# taz.de -- Die Wahrheit: Die Rückkehr des Axel Caesar Springer
       
       > In seiner unermesslichen Barmherzigkeit zeigt Er sich den Menschen noch
       > einmal in derselben Gestalt, in welcher Er vor drei Jahrzehnten unter
       > ihnen gewandelt ist.
       
       In seiner unermesslichen Barmherzigkeit zeigt Er sich den Menschen noch
       einmal in derselben Gestalt, in welcher Er vor drei Jahrzehnten unter ihnen
       gewandelt ist, und es erkennen Ihn alle.
       
       Die Sonne der Liebe brennt in seinem Herzen, Strahlen des Lichtes, der
       Erleuchtung und Kraft strömen aus seinen Augen und wecken die Herzen der
       Menschen. Er streckt ihnen seine Hand entgegen und segnet sie, und aus der
       Berührung mit seinem Körper, ja schon aus seinem Maßanzug fließt heilende
       Kraft.
       
       Der Großdöpfner aber heißt die Wachen, Ihn zu ergreifen und in ein dunkles
       Gewölbe zu werfen. Um Mitternacht öffnet sich das eiserne Tor des
       Gefängnisses, und der Großdöpfner tritt leisen Schrittes herein, in der
       Hand hält er ein Licht. Er ist allein, hinter ihm schließt sich das Tor.
       
       Er bleibt am Eingange stehen und sieht Ihm lange, ein bis zwei Minuten
       lang, ins Gesicht. Dann tritt er näher heran, stellt den Leuchter auf den
       Tisch und spricht zu Ihm: „Bist Du es, Axel?“ Da er keine Antwort erhält,
       fügt er schnell hinzu: „Antworte nicht, schweige! Was kannst Du auch sagen?

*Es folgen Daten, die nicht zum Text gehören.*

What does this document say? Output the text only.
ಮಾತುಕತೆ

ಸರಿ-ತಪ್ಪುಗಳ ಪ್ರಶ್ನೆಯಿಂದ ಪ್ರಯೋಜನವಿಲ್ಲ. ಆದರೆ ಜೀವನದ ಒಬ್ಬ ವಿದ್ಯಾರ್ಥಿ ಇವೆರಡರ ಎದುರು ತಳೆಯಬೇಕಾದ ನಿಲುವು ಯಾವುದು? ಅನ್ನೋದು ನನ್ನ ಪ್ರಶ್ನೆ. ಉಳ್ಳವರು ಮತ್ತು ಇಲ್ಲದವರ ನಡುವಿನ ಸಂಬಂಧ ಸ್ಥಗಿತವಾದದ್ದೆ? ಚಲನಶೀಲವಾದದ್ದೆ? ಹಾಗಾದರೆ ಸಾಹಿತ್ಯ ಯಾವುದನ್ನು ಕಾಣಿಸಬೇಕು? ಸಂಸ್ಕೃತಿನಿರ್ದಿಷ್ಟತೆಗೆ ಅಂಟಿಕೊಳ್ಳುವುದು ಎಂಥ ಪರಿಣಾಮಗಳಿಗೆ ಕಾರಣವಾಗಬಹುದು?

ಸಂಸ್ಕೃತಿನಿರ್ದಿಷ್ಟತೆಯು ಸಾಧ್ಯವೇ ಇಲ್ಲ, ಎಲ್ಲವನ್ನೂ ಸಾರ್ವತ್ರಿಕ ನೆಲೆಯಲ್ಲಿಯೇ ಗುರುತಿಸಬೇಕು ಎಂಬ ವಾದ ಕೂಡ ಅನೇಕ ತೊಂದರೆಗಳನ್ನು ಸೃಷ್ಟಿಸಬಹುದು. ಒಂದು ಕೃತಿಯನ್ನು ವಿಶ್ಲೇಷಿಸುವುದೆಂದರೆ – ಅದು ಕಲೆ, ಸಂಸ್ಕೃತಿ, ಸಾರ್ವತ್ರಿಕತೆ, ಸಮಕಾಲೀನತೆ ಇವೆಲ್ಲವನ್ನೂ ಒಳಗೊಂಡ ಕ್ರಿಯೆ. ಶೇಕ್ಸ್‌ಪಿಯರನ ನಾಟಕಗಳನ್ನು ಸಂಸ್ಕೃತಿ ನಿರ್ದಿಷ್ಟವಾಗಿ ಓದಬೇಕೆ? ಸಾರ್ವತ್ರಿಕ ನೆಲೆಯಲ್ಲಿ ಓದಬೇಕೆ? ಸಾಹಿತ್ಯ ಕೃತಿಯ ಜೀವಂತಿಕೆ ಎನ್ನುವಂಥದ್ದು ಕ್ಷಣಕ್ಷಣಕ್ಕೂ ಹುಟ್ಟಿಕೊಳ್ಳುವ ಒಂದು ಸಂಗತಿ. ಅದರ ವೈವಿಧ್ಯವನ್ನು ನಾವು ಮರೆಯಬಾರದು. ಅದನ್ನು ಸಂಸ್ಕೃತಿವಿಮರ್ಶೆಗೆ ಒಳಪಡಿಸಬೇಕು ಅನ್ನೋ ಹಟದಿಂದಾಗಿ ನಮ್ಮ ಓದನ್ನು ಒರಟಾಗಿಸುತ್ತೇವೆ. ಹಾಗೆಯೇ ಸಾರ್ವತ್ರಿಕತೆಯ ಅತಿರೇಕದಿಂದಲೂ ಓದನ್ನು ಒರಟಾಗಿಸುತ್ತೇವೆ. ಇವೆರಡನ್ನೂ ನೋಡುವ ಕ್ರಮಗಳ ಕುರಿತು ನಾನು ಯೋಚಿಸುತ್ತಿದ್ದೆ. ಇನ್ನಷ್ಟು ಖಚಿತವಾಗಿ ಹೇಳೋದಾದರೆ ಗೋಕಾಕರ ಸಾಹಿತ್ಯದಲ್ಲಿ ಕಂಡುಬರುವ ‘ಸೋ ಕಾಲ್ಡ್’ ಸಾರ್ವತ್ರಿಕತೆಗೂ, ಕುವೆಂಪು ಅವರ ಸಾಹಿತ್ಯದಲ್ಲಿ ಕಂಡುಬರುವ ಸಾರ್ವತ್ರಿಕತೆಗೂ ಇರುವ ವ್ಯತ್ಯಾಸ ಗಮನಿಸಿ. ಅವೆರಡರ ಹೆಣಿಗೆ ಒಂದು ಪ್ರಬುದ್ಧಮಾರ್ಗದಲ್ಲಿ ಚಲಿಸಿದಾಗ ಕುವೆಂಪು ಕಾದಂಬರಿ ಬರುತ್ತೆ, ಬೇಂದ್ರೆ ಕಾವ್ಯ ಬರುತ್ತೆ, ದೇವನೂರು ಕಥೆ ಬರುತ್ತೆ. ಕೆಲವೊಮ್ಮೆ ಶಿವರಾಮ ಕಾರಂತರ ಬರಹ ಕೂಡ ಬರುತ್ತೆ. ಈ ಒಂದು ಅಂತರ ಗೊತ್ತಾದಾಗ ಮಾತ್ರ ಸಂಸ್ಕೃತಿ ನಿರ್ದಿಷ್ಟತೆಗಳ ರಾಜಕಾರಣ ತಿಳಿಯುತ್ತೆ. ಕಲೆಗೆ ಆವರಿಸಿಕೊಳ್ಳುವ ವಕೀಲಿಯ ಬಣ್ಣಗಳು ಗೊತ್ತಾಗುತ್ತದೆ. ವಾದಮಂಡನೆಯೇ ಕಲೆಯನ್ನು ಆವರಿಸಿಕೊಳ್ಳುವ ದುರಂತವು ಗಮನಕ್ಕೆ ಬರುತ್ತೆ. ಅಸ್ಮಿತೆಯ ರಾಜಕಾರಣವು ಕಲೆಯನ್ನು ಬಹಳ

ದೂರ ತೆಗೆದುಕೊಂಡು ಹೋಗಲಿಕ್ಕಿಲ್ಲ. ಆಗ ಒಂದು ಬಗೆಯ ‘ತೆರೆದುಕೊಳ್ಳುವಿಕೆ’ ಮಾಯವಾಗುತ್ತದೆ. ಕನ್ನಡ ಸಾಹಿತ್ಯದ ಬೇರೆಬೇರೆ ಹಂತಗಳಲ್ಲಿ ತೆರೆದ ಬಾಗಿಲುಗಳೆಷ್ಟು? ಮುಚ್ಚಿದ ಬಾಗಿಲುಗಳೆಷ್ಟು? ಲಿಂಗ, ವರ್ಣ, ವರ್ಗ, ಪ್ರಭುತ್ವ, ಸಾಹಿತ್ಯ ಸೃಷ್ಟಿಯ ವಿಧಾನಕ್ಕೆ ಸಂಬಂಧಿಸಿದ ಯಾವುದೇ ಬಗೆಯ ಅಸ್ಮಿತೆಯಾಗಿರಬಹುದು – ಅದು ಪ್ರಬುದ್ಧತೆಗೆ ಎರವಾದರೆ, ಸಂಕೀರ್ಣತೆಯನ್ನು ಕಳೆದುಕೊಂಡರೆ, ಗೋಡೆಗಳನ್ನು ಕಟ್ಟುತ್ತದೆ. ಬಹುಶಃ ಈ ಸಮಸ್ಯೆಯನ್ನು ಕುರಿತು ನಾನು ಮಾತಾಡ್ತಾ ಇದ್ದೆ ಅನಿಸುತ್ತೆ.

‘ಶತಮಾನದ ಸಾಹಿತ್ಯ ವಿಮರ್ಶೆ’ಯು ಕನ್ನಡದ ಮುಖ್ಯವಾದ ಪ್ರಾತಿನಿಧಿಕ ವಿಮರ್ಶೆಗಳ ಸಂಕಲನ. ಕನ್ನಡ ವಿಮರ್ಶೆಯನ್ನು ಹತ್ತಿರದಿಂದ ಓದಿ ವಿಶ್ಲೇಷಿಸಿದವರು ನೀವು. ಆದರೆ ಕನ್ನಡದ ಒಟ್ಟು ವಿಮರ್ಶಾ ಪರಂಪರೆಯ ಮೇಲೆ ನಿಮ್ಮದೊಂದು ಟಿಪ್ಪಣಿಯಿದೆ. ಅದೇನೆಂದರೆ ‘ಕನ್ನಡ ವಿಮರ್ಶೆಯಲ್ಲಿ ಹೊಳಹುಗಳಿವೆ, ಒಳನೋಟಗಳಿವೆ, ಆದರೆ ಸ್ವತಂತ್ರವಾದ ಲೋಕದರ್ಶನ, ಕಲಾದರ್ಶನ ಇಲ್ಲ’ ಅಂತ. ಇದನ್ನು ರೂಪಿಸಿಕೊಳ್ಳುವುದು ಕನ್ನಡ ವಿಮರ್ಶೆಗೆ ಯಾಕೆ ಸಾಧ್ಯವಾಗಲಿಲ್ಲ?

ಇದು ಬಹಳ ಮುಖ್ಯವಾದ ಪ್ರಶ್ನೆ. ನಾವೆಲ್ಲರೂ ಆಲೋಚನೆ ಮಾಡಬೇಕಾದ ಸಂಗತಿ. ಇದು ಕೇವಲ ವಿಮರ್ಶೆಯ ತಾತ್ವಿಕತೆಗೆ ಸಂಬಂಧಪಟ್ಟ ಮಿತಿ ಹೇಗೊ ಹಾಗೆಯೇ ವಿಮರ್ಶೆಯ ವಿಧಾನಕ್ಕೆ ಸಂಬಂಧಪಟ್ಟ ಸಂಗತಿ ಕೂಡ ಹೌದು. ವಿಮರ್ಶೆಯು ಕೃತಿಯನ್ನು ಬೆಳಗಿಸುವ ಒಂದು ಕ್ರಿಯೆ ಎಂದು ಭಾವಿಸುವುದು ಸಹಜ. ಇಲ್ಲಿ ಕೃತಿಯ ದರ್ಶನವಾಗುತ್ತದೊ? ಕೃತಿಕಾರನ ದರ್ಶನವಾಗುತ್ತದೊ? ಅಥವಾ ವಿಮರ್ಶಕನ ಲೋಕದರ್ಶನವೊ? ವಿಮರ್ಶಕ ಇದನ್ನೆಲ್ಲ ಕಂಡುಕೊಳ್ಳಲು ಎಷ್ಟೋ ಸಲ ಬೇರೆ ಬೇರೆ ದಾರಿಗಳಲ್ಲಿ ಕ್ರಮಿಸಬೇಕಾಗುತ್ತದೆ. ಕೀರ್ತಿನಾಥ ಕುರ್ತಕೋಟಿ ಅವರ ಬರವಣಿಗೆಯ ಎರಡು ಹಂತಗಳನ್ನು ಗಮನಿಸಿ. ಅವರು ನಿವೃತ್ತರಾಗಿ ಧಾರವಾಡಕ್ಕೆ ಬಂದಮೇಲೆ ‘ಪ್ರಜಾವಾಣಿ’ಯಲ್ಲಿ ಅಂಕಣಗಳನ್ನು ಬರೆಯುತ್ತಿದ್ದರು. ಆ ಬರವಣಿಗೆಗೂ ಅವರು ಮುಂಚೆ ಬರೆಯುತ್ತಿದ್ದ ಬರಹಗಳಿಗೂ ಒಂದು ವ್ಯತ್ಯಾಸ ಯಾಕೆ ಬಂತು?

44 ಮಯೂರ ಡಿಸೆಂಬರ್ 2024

       Ich weiß sehr gut, was Du sagen willst; doch Du hast kein Recht, auch nur
       ein Wort zu dem hinzuzufügen, was einst von Dir selber gesagt worden ist.
       Warum bist Du gekommen, uns zu stören? Ich bezeuge es: Der Mensch ist noch
       schwächer und niedriger, als Du dachtest. Er ist schwach, und er ist
       gemein.
       
       Hättest Du das Reich und den Purpur, Cäsar, damals angenommen, so würdest
       Du das Weltenreich gegründet und der Welt ewigen Frieden gegeben haben. Wer
       soll denn über die Menschen herrschen, wenn nicht der, der ihr Gewissen
       unterjocht und in dessen Hand das Brot ist? Wisse, dass ich Dich nicht
       fürchte, wisse, dass auch ich in der Wüste gelebt habe und mich dort von
       Heuschrecken und Wurzeln genährt habe, dass auch ich die Freiheit gesegnet
       habe, mit der Du die Menschen gesegnet hast!
       
       Doch ich bin umgekehrt und habe mich der Schar derer angeschlossen, die
       Deine Tat verbessern wollten. Das, was ich zu Dir gesprochen habe, wird
       sein, und unser Reich wird gegründet werden. Ich wiederhole Dir: Morgen
       wirst Du selber auf den ersten Wink meiner Hand Dich auf der Seite eins
       finden und dafür brennen, dass Du gekommen bist, uns zu stören; denn wenn
       jemand lebt, der mehr als alle Ketzer an den Kiosk gehört, so bist Du es.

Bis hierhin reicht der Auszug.